Einen Tag nach tödlichen Schüssen an einer Schule in Kalifornien ist der mutmaßliche Schütze seinen Verletzungen erlegen. Der 16-jährige Schüler, der sich nach der Bluttat an der Saugus High School in Santa Clarita selbst in den Kopf geschossen hatte, sei am Freitag im Krankenhaus gestorben, berichteten US-Medien unter Berufung auf die Behörden. 

Der Schütze hatte am Donnerstag in seiner Schule bei Los Angeles das Feuer eröffnet und zwei Mitschüler erschossen. Bei den Toten handelte es sich nach Mitteilung der Polizei um eine 15-Jährige und einen 14-Jährigen. Drei weitere Schüler wurden verletzt.

+++ 1.34 Uhr: Zwei Frauen nach Abschiebung aus der Türkei in Frankfurt gelandet +++

Nach ihrer Abschiebung aus der Türkei sind zwei mutmaßliche IS-Anhängerinnen in Deutschland eingetroffen. Die beiden Frauen seien am Freitagabend gegen 21.34 Uhr mit einer türkischen Linienmaschine in Frankfurt angekommen, sagte ein Sprecher der Bundespolizei. Sie seien einer Einreisekontrolle unterzogen worden. Das weitere Vorgehen liege in den Händen der Sicherheitsbehörden von Bund und Ländern. Aus Sicherheitskreisen hieß es, Beamte des Bundeskriminalamts seien an Bord gewesen.

In einer Meldung der privaten türkischen Nachrichtenagentur DHA war zuvor von "ausländischen Terroristenkämpfern" mit deutscher Staatsbürgerschaft die Rede. Damit hat die Türkei diese Woche insgesamt neun Menschen nach Deutschland abgeschoben, die sie als mutmaßliche Anhänger der Terrormiliz Islamischer Staat (IS) und Islamisten bezeichnete. Am Donnerstag hatte die Türkei bereits eine deutsch-irakische Familie nach Berlin abgeschoben.

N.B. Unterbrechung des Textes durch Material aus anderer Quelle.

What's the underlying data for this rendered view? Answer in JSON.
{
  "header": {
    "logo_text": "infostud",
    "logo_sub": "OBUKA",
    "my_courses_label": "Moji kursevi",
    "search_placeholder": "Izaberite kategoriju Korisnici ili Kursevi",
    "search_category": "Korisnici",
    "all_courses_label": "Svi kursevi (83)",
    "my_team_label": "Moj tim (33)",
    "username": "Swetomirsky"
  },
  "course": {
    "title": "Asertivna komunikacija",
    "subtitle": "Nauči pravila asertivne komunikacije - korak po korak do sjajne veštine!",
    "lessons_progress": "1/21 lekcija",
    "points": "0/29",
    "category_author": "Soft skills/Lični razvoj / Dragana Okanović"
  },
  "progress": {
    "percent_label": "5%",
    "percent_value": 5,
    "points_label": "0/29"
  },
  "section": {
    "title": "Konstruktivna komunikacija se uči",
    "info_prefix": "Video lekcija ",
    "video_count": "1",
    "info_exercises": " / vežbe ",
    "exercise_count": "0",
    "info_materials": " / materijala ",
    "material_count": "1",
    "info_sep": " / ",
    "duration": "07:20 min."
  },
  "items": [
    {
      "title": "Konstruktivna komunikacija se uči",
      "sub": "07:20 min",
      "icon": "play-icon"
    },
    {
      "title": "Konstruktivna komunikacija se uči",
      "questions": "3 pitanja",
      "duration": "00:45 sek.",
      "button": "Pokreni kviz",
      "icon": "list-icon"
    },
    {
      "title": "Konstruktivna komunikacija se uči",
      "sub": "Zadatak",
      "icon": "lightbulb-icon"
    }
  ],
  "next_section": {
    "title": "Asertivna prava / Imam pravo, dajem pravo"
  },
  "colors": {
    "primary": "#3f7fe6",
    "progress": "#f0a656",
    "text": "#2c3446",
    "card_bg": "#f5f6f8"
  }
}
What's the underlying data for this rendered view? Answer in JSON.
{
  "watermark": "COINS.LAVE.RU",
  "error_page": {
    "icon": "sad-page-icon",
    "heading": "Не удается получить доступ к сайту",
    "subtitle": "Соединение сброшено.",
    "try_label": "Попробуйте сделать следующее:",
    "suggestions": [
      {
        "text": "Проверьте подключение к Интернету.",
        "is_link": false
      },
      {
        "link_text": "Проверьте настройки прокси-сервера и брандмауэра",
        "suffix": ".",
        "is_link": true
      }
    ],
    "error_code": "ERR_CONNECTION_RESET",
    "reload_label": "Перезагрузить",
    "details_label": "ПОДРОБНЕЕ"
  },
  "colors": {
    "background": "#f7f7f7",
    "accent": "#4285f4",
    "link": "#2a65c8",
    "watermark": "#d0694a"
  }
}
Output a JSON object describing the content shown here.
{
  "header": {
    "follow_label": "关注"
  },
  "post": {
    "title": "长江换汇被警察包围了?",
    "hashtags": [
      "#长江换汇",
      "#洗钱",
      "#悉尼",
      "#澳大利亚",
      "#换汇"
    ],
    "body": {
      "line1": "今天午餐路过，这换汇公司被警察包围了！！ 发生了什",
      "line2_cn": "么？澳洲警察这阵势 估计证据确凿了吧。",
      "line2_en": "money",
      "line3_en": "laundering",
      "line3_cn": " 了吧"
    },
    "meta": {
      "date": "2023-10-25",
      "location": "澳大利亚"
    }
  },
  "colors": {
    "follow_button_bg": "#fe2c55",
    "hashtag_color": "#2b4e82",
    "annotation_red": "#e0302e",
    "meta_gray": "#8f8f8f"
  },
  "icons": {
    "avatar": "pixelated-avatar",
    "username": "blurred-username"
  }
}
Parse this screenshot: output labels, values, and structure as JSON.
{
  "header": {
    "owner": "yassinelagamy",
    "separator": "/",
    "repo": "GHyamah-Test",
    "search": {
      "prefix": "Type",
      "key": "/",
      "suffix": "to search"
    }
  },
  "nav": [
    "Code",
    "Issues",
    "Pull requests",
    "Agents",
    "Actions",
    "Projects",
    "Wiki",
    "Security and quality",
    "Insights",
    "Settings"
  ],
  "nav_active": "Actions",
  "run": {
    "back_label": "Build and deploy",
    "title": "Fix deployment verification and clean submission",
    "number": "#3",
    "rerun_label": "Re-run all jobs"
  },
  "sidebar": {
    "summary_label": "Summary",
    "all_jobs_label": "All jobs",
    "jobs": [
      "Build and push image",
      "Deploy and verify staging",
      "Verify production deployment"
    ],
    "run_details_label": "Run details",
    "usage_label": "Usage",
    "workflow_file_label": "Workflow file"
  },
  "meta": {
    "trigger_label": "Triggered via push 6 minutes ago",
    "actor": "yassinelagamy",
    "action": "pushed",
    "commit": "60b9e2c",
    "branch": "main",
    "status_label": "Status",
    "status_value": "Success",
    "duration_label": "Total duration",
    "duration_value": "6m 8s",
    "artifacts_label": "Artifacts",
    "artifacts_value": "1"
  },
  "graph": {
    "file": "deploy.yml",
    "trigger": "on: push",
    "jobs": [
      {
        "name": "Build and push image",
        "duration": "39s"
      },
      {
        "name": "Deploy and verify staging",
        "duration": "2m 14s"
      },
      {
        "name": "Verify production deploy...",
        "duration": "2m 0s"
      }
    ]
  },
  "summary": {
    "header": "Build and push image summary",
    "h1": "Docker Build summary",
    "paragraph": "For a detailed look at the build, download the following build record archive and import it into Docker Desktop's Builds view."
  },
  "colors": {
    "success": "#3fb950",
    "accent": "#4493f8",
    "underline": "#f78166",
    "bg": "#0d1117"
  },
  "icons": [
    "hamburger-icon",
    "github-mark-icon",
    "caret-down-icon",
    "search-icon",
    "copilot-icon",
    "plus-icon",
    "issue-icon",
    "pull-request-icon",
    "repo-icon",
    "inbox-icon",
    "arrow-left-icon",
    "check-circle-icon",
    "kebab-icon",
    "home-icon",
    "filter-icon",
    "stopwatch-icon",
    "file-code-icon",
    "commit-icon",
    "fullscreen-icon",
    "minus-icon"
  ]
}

+++ 0.28 Uhr: Hinrichtung in Texas vorerst gestoppt - Zweifel an Schuld +++

In einem aufsehenerregenden Kriminalitätsfall in den USA hat ein Gericht im Bundesstaat Texas die geplante Hinrichtung eines verurteilten Mörders vorerst gestoppt. Das teilte die Organisation Innocence Project, die den Betroffenen Rodney Reed vertritt, am Freitagabend (Ortszeit) mit. Demonstranten hatten am Mittwoch im texanischen Bastrop die Freilassung und ein neues Verfahren für den 51-Jährigen gefordert. Auch Politiker, Prominente - darunter Reality-Star Kim Kardashian - und der EU-Botschafter in den USA hatten sich in den Fall eingeschaltet. Eine Petition verzeichnete mehr als 2,9 Millionen Unterschriften.

Rodney Reed sitzt nach Angaben von Innocence Project seit 1998 wegen des Mordes an einer jungen Frau 1996 in der Todeszelle. Am kommenden Mittwoch hätte er hingerichtet werden sollen.